Heymans Breda had always been an unusually lucky man. He had a knack for lucky finds, an uncanny sense for bargains, he strangest moments of random serendipity. When he was a child, his arm had been torn up by an angry dog. Where luck came into it was that the week he was home recovering was the week the scarlet fever hit his school, laying out several of his classmates for months, even killing two of them. He'd come through the War with little more than a few scratches and bruises. He'd managed to find a comfortable apartment with low rent and close proximity to one of the best bakeries in Central (which probably accounted for the weight he'd put on since he came back from the front lines, but it was a trade-off he was willing to make.) He had a pretty cushy desk job, agreeable co-workers, and a boss worth working hard for. Usually. Even his cat was a stroke of luck: as her name suggested, Ace of Spades had been won by royal flush in a very lucky game of poker.
Overall, Lady Luck had been kind to him for much of his life. He'd never won the lottery or had the solutions to all his problems fall out of the sky, but his life had nonetheless been veritably dusted with small blessings and gifts.
And if Jean Havoc in his bed wasn't a blessing, then he didn't know what was.
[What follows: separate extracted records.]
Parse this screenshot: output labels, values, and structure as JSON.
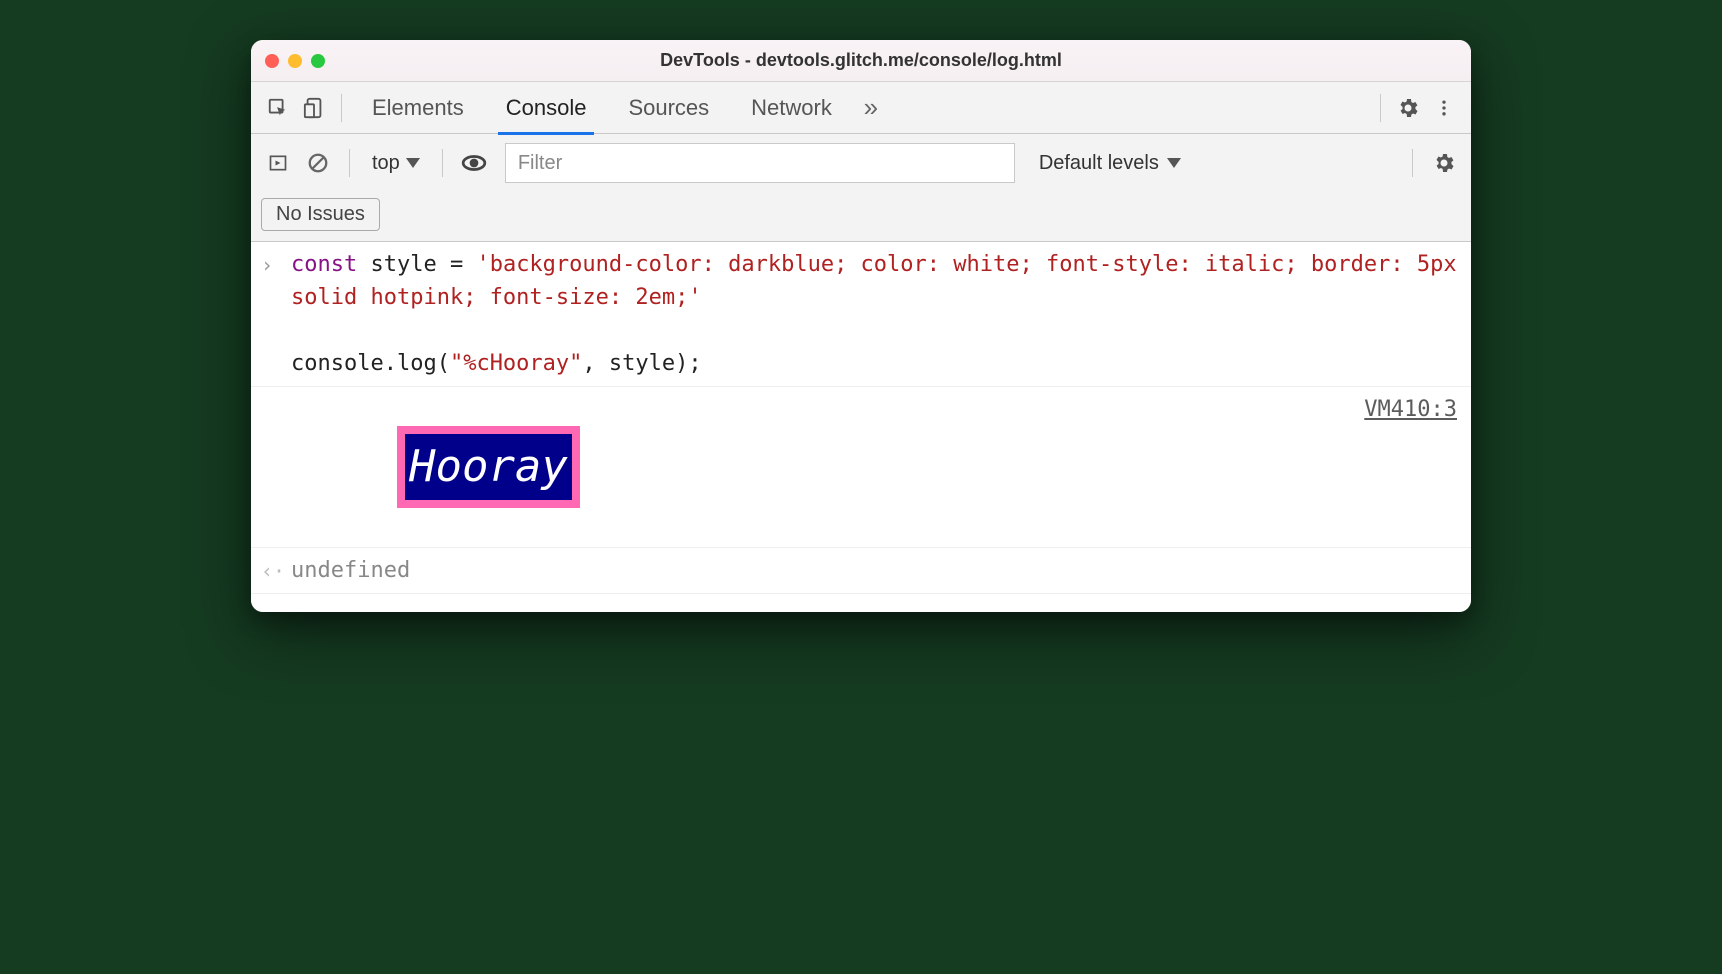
{
  "window": {
    "title": "DevTools - devtools.glitch.me/console/log.html"
  },
  "tabs": {
    "elements": "Elements",
    "console": "Console",
    "sources": "Sources",
    "network": "Network"
  },
  "subbar": {
    "context": "top",
    "filter_placeholder": "Filter",
    "levels": "Default levels"
  },
  "issues": {
    "label": "No Issues"
  },
  "console": {
    "input_code_html": "<span class=\"kw\">const</span><span class=\"plain\"> style = </span><span class=\"str\">'background-color: darkblue; color: white; font-style: italic; border: 5px solid hotpink; font-size: 2em;'</span><span class=\"plain\">\n\nconsole.log(</span><span class=\"str\">\"%cHooray\"</span><span class=\"plain\">, style);</span>",
    "output_text": "Hooray",
    "source_link": "VM410:3",
    "return_value": "undefined"
  }
}
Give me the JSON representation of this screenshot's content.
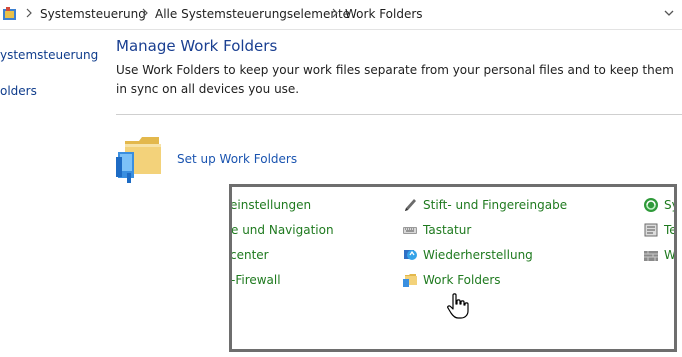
{
  "addressbar": {
    "crumbs": [
      "Systemsteuerung",
      "Alle Systemsteuerungselemente",
      "Work Folders"
    ]
  },
  "nav": {
    "items": [
      "ystemsteuerung",
      "olders"
    ]
  },
  "main": {
    "title": "Manage Work Folders",
    "description": "Use Work Folders to keep your work files separate from your personal files and to keep them in sync on all devices you use.",
    "setup_link": "Set up Work Folders"
  },
  "popup": {
    "col1": [
      "einstellungen",
      "e und Navigation",
      "center",
      "-Firewall"
    ],
    "col2": [
      "Stift- und Fingereingabe",
      "Tastatur",
      "Wiederherstellung",
      "Work Folders"
    ],
    "col3": [
      "Sy",
      "Te",
      "W"
    ],
    "link_color": "#1f7a1f"
  },
  "colors": {
    "title": "#1a3f91",
    "link": "#1a54b0"
  }
}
They'd been together during the War, and not just in the sense of sharing a tent. Handsome, friendly, affectionate, honest... aside from his cigarettes and his unfortunate fondness for dogs, Havoc was more or less perfect, in Breda's eyes at least. That had been one of the greater strokes of luck: meeting and becoming friends with a person like that. Luckier still that said person would not be frightened away by Breda's interest; even luckier that he would respond to it, and in such wonderful and memorable form. Thanks to Jean, the Ishvar War had the distinction of being one of the best and the worst times of Breda's life.
Then Mustang came along, and it all went to hell.
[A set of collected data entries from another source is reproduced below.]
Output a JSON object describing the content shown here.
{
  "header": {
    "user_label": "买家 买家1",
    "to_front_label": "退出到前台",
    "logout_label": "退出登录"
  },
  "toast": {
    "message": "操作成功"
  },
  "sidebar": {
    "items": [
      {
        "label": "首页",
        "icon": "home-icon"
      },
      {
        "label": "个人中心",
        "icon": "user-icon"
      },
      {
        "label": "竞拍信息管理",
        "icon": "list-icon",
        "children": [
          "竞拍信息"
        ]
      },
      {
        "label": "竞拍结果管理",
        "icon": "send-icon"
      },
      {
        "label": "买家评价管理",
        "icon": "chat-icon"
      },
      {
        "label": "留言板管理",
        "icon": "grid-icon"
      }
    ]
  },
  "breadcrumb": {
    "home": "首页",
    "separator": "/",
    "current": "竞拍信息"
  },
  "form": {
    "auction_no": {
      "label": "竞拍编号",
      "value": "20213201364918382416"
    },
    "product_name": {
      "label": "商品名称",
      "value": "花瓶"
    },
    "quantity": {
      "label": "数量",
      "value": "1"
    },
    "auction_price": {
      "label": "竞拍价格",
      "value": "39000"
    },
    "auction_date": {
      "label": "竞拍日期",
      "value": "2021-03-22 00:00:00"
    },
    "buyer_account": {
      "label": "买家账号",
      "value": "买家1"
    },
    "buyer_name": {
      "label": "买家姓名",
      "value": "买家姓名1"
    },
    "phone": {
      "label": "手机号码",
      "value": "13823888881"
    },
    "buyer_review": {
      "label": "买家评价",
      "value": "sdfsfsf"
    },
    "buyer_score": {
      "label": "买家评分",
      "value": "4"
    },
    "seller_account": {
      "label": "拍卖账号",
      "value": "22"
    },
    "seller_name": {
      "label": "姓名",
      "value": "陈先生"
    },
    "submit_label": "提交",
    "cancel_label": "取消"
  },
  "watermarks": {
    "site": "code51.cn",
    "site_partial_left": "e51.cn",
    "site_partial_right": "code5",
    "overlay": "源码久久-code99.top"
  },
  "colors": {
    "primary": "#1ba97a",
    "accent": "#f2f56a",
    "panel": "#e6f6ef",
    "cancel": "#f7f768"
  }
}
Mustang never tried to interfere with them. Far from it. And much as it annoyed Breda, Mustang was a good man, a leader, someone worth following. He couldn't really blame Jean for being fascinated by him. But that didn't stop him from being angry, from saying things he shouldn't have said.
Which made it all the more lucky - all the more unbelievable -- that years later, Jean was willing to give it another try.
Breda had never questioned his luck. He knew that the moment he started to rely on his luck, it would abandon him. That was how the universe worked. But as he watched Jean sleeping, his handsome features relaxed and content, his blonde hair falling in his eyes and across the pillow, Breda couldn't help feeling that he was the luckiest man alive.